NOTE: in the future, the loop variable could change to be a stack variable instead of stored in memory. In other words, repeat may only take three arguments <start> <end> <body> instead of the current four.

BREAK

Break out of a loop. This cleans up any loop state off the stack and jumps to the loop exit. Equivalent to

(seq
 (cleanup_repeat)
 (goto loop_exit))

CLEANUP_REPEAT

Similar to break, this cleans up any loop state off the stack, but does not jump to the loop exit. Usually used right before jumping out of an internal function.

(Note that depending on the implementation of repeat, there may not actually be anything to clean up, in which case this is a no-op.)

CONTINUE

Increment the loop counter and continue to the loop entrance

PASS

A no-op.

PSEUDO_OPCODE

A pseudo opcode behaves similarly to an EVM opcode but it is not actually an EVM opcode.

A full list of pseudo-opcodes is as follows.

ASSERT

(assert condition)

Equivalent to (if (iszero (condition)) (revert 0 0)).

ASSERT_UNREACHABLE

(assert_unreachable condition)

Equivalent to (if (iszero (condition)) (invalid))

GE/LE/SGE/SLE

Compare or equal

(ge x y)is equivalent to(iszero (lt x y))
(le x y)is equivalent to(iszero (gt x y))
(sge x y)is equivalent to(iszero (slt x y))
(sle x y)is equivalent to(iszero (sgt x y))

NE

(ne x y) is equivalent to (iszero (eq x y))

SELECT

(select cond x y) is similar to (if cond x y) but it may evaluate both branches. Whether or not both branches are taken is unspecified. If cond is not in (0, 1) the behavior is undefined. It is analogous to LLVM select and is intended to compile to branchless code.

SHA3_32, SHA3_64

sha3_32 and sha3_64 are shortcuts to access the EVM sha3 opcode. They copy the inputs to reserved memory space and then sha3 the input.

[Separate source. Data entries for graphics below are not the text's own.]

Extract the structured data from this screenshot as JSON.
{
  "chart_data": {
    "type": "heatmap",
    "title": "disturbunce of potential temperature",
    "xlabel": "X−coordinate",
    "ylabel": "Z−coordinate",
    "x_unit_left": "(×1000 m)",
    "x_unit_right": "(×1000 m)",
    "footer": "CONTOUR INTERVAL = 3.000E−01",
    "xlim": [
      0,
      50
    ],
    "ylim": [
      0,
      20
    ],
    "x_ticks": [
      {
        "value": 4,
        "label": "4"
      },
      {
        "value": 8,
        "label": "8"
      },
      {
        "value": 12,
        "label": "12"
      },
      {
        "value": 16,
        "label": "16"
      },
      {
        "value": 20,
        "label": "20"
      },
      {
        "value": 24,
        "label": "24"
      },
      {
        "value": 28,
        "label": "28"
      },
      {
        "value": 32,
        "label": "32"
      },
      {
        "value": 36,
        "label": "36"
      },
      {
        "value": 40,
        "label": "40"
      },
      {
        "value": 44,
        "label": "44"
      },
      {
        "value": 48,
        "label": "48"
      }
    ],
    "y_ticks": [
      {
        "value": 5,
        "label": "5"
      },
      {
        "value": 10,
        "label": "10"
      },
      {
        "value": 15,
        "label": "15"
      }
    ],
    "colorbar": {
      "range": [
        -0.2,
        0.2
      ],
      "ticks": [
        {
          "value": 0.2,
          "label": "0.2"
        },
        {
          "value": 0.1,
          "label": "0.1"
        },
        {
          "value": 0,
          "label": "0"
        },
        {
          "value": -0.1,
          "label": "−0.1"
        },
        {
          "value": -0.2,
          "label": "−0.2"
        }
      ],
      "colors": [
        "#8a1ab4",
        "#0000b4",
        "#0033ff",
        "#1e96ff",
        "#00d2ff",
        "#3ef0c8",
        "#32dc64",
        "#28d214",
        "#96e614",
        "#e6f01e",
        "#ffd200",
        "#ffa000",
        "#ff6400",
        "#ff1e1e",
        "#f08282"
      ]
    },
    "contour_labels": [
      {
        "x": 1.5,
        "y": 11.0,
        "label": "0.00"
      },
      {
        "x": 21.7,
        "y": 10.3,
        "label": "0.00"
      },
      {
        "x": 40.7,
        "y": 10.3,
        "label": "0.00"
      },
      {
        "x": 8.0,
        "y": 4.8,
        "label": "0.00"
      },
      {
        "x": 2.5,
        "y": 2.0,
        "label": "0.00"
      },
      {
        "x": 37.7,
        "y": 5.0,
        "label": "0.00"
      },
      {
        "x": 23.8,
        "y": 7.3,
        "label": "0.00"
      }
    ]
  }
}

(sha3_32 x) is equivalent to (seq (mstore FREE_VAR_SPACE x) (sha3 FREE_VAR_SPACE 32)), and (sha3_64 x y) is equivalent to (seq (mstore FREE_VAR_SPACE2 y) (mstore FREE_VAR_SPACE x) (sha3 FREE_VAR_SPACE 64)), where FREE_VAR_SPACE and FREE_VAR_SPACE2 are memory locations reserved by the vyper compiler for scratch space. Their values are currently 0 and 32.

CEIL32

ceil32 rounds its input up to the nearest multiple of 32. Its behavior is equivalent to the python function

python
# Returns lowest multiple of 32 >= the input
def ceil32(x):
    return x if x % 32 == 0 else x + 32 - (x % 32)

In IR, (ceil32 x) is equivalent to (and (add x 31) (not 31))